At first, I was very angry,” recalls Nada, referring to when he learned he had hepatitis C. He enrolled at a government site dedicated to patients suffering from this disease and was then referred to the nearest health centre.

Today healed like 1.3 million Egyptians, Mr Nada says that the whole process was simple “from the moment of registration”. Egypt has long sheltered the highest level of hepatitis C prevalence in the world, an epidemic triggered in the 1950s as a result of a national program of massive vaccinations with non-sterilized syringes.




About 20% of patients with this blood-borne virus, which can lead to liver cancer and cirrhosis, recover without needing treatment, but others may remain infected for more than 30 years without symptoms. “Almost all Egyptian families are affected,” said Henk Bekedam, head of the World Health Organization (WHO), in a 2014 report on the disease, which killed 40,000 Egyptians a year.

Since 2006, Egypt has been investigating the spread of the epidemic and is negotiating low prices to import medicines. First step: US pharmaceutical company Gilead developed Sovaldi, a drug approved by the FDA, the US Food and Drug Administration in 2013.

Egypt has managed to negotiate a price reduction of this expensive treatment, estimated at $ 84,000, or $ 1,000 for a tablet.
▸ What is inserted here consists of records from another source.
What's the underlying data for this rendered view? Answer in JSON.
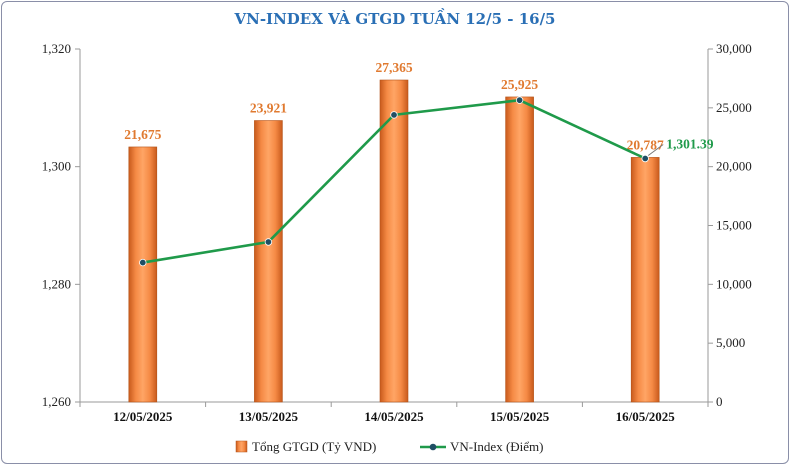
{
  "chart_data": {
    "type": "bar",
    "title": "VN-INDEX VÀ GTGD TUẦN 12/5 - 16/5",
    "categories": [
      "12/05/2025",
      "13/05/2025",
      "14/05/2025",
      "15/05/2025",
      "16/05/2025"
    ],
    "series": [
      {
        "name": "Tổng GTGD (Tỷ VND)",
        "type": "bar",
        "axis": "right",
        "color": "#f07a35",
        "values": [
          21675,
          23921,
          27365,
          25925,
          20787
        ],
        "labels": [
          "21,675",
          "23,921",
          "27,365",
          "25,925",
          "20,787"
        ]
      },
      {
        "name": "VN-Index (Điểm)",
        "type": "line",
        "axis": "left",
        "color": "#1f9a4a",
        "values": [
          1283.7,
          1287.2,
          1308.8,
          1311.3,
          1301.39
        ],
        "last_label": "1,301.39"
      }
    ],
    "y_left": {
      "min": 1260,
      "max": 1320,
      "ticks": [
        "1,260",
        "1,280",
        "1,300",
        "1,320"
      ],
      "tick_values": [
        1260,
        1280,
        1300,
        1320
      ]
    },
    "y_right": {
      "min": 0,
      "max": 30000,
      "ticks": [
        "0",
        "5,000",
        "10,000",
        "15,000",
        "20,000",
        "25,000",
        "30,000"
      ],
      "tick_values": [
        0,
        5000,
        10000,
        15000,
        20000,
        25000,
        30000
      ]
    },
    "legend_position": "bottom",
    "grid": false
  }
}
The National Committee for the Control of Viral Hepatitis then set up an Internet site for patient registration which was an immediate success.

“The first day we had 100,000 patients… and the following week 50,000 a day,” said Manal Hamdy el-Sayed, a founding member of the committee. A new milestone was reached when Egypt launched the drug in 2015 on its own soil, further reducing the price of treatment to 1,485 pounds (about 70 euros), reports the executive director of the committee Kadry al-Said. For its part, an Egyptian company, Tour N’Cure, took advantage of the low cost of treatment to attract patients from countries where the drug remains unaffordable.
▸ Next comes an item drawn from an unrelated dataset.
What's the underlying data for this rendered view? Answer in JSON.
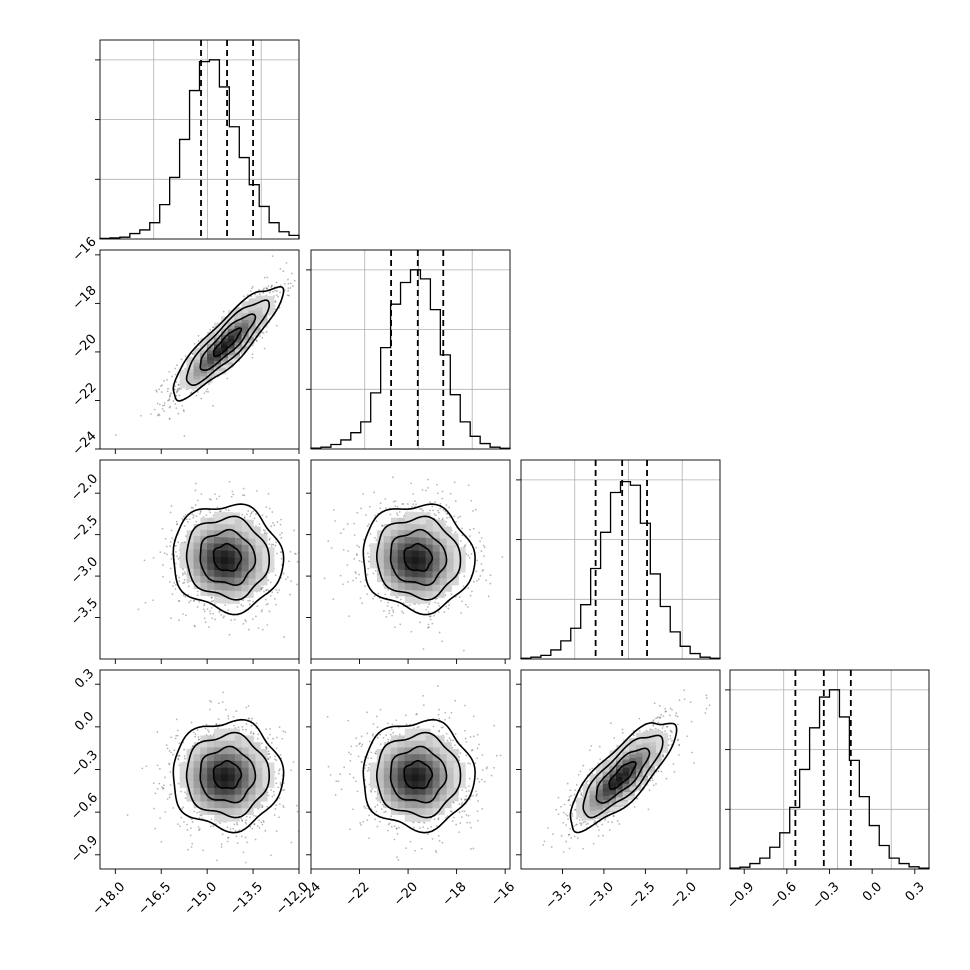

For 7,000 dollars (about 5,900 euros), she offers the flight, a stay of one week, blood tests and treatment, and even five days devoted to tourism in Egypt.

This company claims that this amount represents about 8% of the price of treatment alone applied elsewhere, as in the United States.

The patients go home with medical follow-up and the rest of the medicines in their pockets.
“We look after patients from almost every country,” said Mostafa el-Sayed, CEO of Tour N ‘Cure, owned by the Egyptian pharmaceutical company Prime Pharma.

“The treatment worked from the first five days,” said Mirel Dâmboiu, a 59-year-old Romanian, who came to Egypt on the advice of his family.

Mr. Dâmboiu will carry out a final cycle of treatment in September, before a battery of tests With this new treatment, “we no longer fear” hepatitis C, says Sayed, who says however worry about one thing: the fact that “patients are not aware of being infected “.

According to Said, the government is indeed looking for three million Egyptians who would carry the virus without knowing it.